My sophomore year of college I had a major breakthrough year running; I dropped my pr at vcp by over a minute from 27:00 to 25:47, I earned All East honors, contributed to Marist's first top 10 finish at regionals in program history and became part of the fastest five man average at vcp in school history. In track I broke 15 indoors in the 5k, qualified for IC4A's outdoor by breaking 31:00 in the 10k and helped the team beat Iona outdoors at MAACs by placing 2nd in the 10k and 3rd in the 5k. Overall, it was a very successful year and one conversation in the van really got me thinking. Conor told Pete about standards from a particular semiprofessional team that included a 10k mark below 30:30. Pete remarked how I was close to that standard as a sophomore and figured it was within reach.
After the season ended I took a week off to relax and talked to my parents. We talked things over and came to the decision that I wouldn't work that summer and see where this sport could take me. I looked over my training throughout the year and saw room for improvement. I thought if I brought my mileage up to 85-90 miles a weeks, up from 60-65 in track and 70-75 in cross country I could replicate the success I had sophomore year. However, looking back I neglected something very important.  Good training involves two Q's quality and quantity. That summer I became obsessed with the second q and greatly neglected the first one. I would make sure every week from July on that I'd hit those 85 mile weeks, but I never really thought much as to how I got to those 85 mile. Almost all my runs were above 7:00 minute pace and could be classified as junk mileage, but I thought I was running more so I had to get faster. I also became a slave to the sport that summer. I spurned attempts by friends to hangout because I didn't want to drink and have that interfere with my training.  My entire day I spent reading running message boards, articles, thinking about goals, my next run, etc. That cross country was a big failure as I didn't reach any of the goals I had set for myself and got really down on myself. 

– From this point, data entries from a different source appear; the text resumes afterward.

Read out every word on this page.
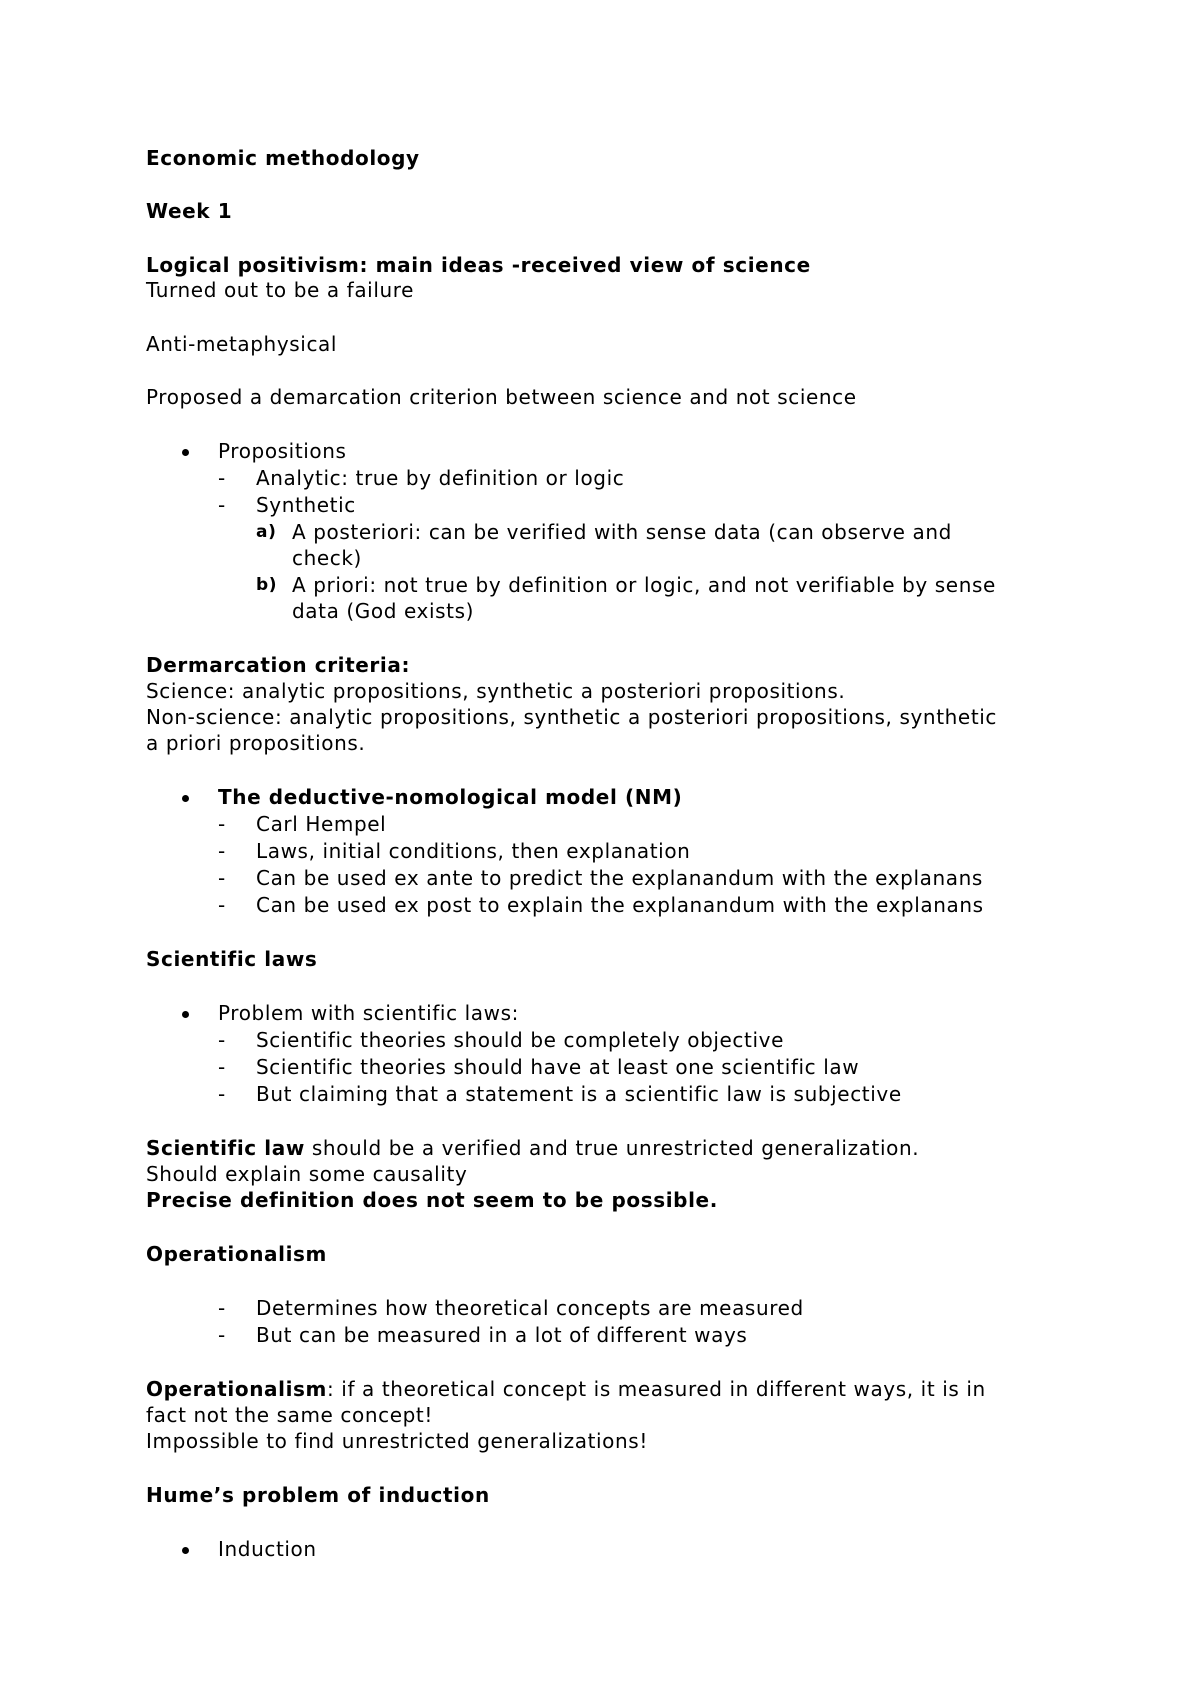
Economic methodology

Week 1

Logical positivism: main ideas -received view of science

Turned out to be a failure

Anti-metaphysical

Proposed a demarcation criterion between science and not science

Propositions
- Analytic: true by definition or logic
- Synthetic
a) A posteriori: can be verified with sense data (can observe and
check)
b) A priori: not true by definition or logic, and not verifiable by sense
data (God exists)

Dermarcation criteria:

Science: analytic propositions, synthetic a posteriori propositions.

Non-science: analytic propositions, synthetic a posteriori propositions, synthetic

a priori propositions.

The deductive-nomological model (NM)
- Carl Hempel
- Laws, initial conditions, then explanation
- Can be used ex ante to predict the explanandum with the explanans
- Can be used ex post to explain the explanandum with the explanans

Scientific laws

Problem with scientific laws:
- Scientific theories should be completely objective
- Scientific theories should have at least one scientific law
- But claiming that a statement is a scientific law is subjective

Scientific law should be a verified and true unrestricted generalization.

Should explain some causality

Precise definition does not seem to be possible.

Operationalism

- Determines how theoretical concepts are measured
- But can be measured in a lot of different ways

Operationalism: if a theoretical concept is measured in different ways, it is in

fact not the same concept!

Impossible to find unrestricted generalizations!

Hume’s problem of induction

Induction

Rumors started to circulate after the season, Keegan drank too much this summer, he didn't run enough etc all of which lacked a solid leg to stand on. After being named a captain following my junior year and recognizing mistakes made from the previous summer I knew I had to pay closer attention to the second q, quality. That June I had the best month of summer training in my life. However, the first week of July I came down with some mysterious illness. I went to multiple doctors that couldn't pinpoint my illness. A quick monospot test revealed I had mono, but further testing revealed that test was false. I ran a fever of 100+ for ten straight days and never left bed. It was speculated that I got west nile, but no one knows for sure. Whatever I had put a serious dent in my training. Coming back I struggled to stay with my normal training group for just two miles. It took me until the beginning of August to feel like myself on runs. That illness really killed my summer training and once again I did not have a great cross country season.
Running is a very unforgiving sport that can often bring about great frustration. I made an attempt to take things to the next level and fell short of my goals. Of course one make the argument that I give it another shot, but at this point in my life running is no longer the priority it once was. Once you step away from the sport you realize how much of your life running consumes. The previous run, the next run, the next meet are always on a runners mind. A runner must make sacrifices, forgoing social events, to remain dedicated their craft. There are times where I do truly miss running, but overall I'm at peace with my decision to hang up the spikes and live life as a non-runner.